In this study, both groups showed improvement in the FMA and FIM after the treatment, but the degree of improvement did not differ between the groups. This suggests that the improvement in these two outcome measures was likely due to central iTBS. The bimodal balance-recovery model proposes that central iTBS helps to balance cortical hyper-excitability from the intact hemisphere. Furthermore, central iTBS has been shown to induce long-term potential-like plasticity changes [8, 39, 40] and alter the balance of synaptic endogenous transmitters [41, 42]. Previous studies have also demonstrated that combining central iTBS with conventional neurorehabilitation programs can improve motor function and activities in chronic stroke patients [43,44,45,46]. These findings are consistent with the results of this study, which suggest that the improvement in FIM and FMA was primarily due to central iTBS rather than rPMS.

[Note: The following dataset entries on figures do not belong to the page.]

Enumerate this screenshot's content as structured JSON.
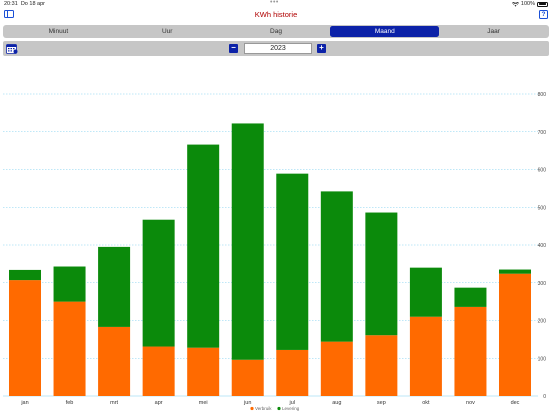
{
  "status_bar": {
    "time": "20:31",
    "date": "Do 18 apr",
    "battery": "100%"
  },
  "header": {
    "title": "KWh historie",
    "help_label": "?"
  },
  "tabs": [
    {
      "label": "Minuut",
      "active": false
    },
    {
      "label": "Uur",
      "active": false
    },
    {
      "label": "Dag",
      "active": false
    },
    {
      "label": "Maand",
      "active": true
    },
    {
      "label": "Jaar",
      "active": false
    }
  ],
  "year_nav": {
    "minus_label": "−",
    "plus_label": "+",
    "year": "2023"
  },
  "colors": {
    "verbruik": "#ff6a00",
    "levering": "#0b8a0b",
    "accent": "#0c22a8",
    "title": "#b00000",
    "grid": "#7fd0f0"
  },
  "chart_data": {
    "type": "bar",
    "stacked": true,
    "categories": [
      "jan",
      "feb",
      "mrt",
      "apr",
      "mei",
      "jun",
      "jul",
      "aug",
      "sep",
      "okt",
      "nov",
      "dec"
    ],
    "series": [
      {
        "name": "Verbruik",
        "values": [
          307,
          250,
          183,
          131,
          128,
          96,
          122,
          144,
          161,
          210,
          236,
          324
        ]
      },
      {
        "name": "Levering",
        "values": [
          27,
          93,
          212,
          336,
          538,
          626,
          467,
          398,
          325,
          130,
          51,
          11
        ]
      }
    ],
    "ylim": [
      0,
      800
    ],
    "yticks": [
      0,
      100,
      200,
      300,
      400,
      500,
      600,
      700,
      800
    ],
    "grid": true,
    "legend_position": "bottom-center",
    "xlabel": "",
    "ylabel": ""
  }
}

The study has some limitations that should be taken into consideration when interpreting the results. Firstly, the study recruited patients from a rehabilitation ward using convenience sampling, which may limit the generalizability of the findings to other populations. Secondly, the study did not evaluate the long-term effects of the treatment, which may provide important information about the durability of the treatment effects. Thirdly, there were disparities in the sex and MMSE between groups. Previous research has shown that women tend to have a less favorable prognosis than men [47]. Cognitive function can serve as a predictive factor for an individual’s response to motor rehabilitation [48]. Therefore, we included sex and MMSE as covariates in the statistical analysis to reduce the impact of sex and cognition on intervention outcomes. Forth, given the small sample size of our study, it is imperative to conduct further multi-center randomized controlled trials with larger sample sizes for the optimal protocol of the combined use of peripheral and central neuromodulation interventions. Fifth, the study did not delve into the sequential effects of rPMS and central iTBS. Currently, there is no existing literature exploring the possible effects of the sequences when combining rPMS and central iTBS. Further large-scale research is required to elucidate the sequence effect of these two interventions. Despite these limitations, the study findings provide valuable insights into the potential synergistic effects of rPMS and central iTBSin motor function, activities, and participation.

Conclusion

In conclusion, this study highlights significant findings regarding the potential synergistic efficacy of rPMS when combined with central iTBS. Specifically, our results demonstrate improved grasp function and increased participation in patients with stroke. This study elucidates that the rPMS could be the novel adjuvant therapy for central iTBS in stroke rehabilitation. Moreover, this study addresses an important gap in the field by exploring the synergistic effects of rPMS and central iTBS, shedding light on a new avenue for enhancing stroke recovery. As a primary contribution, our research underscores the potential benefits of combined interventions and sets the stage for future long-term studies aimed at further elucidating the intricacies of rPMS’s effects in conjunction with central iTBS. These findings have the potential to significantly impact the field of stroke rehabilitation and may pave the way for more effective and comprehensive treatment approaches.